Laurel no podía creer lo que estaba escuchando. Sacudió su cabeza levemente, la emoción llenándole el pecho.
—¿De verdad? ¿Hablas en serio?
—Sí, hablo en serio, Laurel. Solo permíteme algo de tiempo para hallar un modo de sacarte. Haremos una pequeña visita a tu familia, pero tendremos que regresar el mismo día. ¿Lo entiendes?
—Totalmente, por supuesto. ¡Ay, Dios mío! ¡Gracias! —exclamó Laurel, llevándose las manos a la cabeza, su sonrisa destellante.
—No hay nada que agradecer.
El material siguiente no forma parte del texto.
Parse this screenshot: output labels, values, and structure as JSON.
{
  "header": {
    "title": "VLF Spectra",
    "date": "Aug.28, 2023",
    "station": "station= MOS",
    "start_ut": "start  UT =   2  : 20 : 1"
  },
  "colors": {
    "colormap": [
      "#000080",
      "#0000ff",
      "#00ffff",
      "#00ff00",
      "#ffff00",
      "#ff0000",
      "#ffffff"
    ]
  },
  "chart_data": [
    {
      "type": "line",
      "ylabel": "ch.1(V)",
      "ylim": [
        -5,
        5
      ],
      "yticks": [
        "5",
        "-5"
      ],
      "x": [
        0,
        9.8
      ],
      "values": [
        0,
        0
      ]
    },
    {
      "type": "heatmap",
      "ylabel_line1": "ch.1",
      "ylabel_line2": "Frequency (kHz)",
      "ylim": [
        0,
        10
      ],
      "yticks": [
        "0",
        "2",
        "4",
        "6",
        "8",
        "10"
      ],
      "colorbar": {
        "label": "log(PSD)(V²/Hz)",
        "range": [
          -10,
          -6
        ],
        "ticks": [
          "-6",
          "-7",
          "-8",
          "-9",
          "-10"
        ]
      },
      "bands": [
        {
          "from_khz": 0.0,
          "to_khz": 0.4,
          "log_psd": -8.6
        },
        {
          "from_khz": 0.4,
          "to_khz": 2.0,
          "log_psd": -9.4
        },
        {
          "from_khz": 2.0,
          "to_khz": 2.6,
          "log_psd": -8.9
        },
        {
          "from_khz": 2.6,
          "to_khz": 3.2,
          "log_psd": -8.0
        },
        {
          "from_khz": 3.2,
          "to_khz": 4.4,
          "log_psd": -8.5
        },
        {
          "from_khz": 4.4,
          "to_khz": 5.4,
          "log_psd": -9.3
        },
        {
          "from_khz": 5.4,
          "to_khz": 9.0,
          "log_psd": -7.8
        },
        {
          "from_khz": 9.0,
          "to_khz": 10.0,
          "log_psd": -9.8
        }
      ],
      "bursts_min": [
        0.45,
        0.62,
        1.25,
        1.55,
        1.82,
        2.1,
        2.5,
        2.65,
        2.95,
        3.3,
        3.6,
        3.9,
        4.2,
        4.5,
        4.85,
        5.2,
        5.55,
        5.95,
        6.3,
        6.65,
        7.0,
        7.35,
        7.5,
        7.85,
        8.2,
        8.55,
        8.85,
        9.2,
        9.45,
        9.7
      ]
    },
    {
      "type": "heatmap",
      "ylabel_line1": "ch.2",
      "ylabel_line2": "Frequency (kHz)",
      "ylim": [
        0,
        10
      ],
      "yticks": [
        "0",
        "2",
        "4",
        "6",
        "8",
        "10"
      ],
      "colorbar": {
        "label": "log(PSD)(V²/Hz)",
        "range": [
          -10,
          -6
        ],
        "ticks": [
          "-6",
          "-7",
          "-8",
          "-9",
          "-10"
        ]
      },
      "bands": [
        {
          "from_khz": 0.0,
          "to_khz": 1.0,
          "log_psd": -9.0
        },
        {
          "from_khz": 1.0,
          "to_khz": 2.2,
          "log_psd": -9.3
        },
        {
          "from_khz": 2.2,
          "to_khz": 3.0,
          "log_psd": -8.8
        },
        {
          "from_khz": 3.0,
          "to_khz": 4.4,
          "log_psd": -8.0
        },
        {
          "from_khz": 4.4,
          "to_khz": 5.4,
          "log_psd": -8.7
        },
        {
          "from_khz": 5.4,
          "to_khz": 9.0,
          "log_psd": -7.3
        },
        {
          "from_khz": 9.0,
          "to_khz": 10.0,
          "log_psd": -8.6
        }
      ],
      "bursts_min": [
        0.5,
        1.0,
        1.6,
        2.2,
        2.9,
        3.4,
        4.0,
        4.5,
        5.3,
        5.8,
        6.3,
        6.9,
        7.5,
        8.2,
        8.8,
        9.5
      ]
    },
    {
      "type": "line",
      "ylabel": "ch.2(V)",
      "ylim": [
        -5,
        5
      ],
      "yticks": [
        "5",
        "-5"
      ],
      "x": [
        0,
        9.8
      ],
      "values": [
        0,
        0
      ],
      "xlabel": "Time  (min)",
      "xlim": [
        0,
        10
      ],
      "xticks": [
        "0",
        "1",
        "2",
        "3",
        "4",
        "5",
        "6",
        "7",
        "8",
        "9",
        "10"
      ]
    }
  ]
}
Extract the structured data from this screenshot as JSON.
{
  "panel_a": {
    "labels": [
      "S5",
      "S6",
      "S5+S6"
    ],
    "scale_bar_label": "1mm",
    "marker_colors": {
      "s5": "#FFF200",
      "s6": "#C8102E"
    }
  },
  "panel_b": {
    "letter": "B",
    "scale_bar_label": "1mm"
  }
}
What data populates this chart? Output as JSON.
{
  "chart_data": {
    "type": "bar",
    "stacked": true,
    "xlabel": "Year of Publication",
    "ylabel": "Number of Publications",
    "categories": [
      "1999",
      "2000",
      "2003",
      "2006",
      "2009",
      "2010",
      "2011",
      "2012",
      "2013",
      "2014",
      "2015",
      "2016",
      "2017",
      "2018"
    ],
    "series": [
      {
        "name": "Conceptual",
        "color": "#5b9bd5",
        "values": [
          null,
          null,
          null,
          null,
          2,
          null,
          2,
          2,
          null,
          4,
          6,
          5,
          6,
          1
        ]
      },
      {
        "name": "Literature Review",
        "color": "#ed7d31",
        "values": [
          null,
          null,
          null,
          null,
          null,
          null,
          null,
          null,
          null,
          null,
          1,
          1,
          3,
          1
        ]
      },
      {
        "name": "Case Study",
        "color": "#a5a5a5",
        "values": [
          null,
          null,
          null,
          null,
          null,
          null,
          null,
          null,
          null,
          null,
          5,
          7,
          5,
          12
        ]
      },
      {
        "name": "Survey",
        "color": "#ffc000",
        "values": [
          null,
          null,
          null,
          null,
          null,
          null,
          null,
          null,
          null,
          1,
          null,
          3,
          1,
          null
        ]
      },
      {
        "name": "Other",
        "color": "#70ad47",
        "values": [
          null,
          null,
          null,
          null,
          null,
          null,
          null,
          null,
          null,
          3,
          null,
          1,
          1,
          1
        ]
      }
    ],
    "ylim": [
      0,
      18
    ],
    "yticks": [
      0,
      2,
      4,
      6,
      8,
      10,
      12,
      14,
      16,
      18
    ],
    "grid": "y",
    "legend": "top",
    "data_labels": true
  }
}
Aún no está hecho, y... bueno, será mejor que me agradezcas cuando logre liberarte de verdad, no por... maldita sea, lo siento, siento que te estoy sacando de paseo como si fueras una mascota.
—¡De ninguna manera! Te lo agradezco mucho, de verdad, y te agradezco ahora, Severus, porque sé te preocupas —dijo acercándose a él y besándolo en la mejilla.
Laurel se río cuando notó cómo la cara de Severus se sonrojó, su cuerpo poniéndose rígido.
—Seré una buena mascota —dijo ella guiñándole un ojo. —Ahora, ¿quieres decirme si encontraste ese vial en tu bolsillo, o debo ser yo quien te dé una sorpresa esta vez?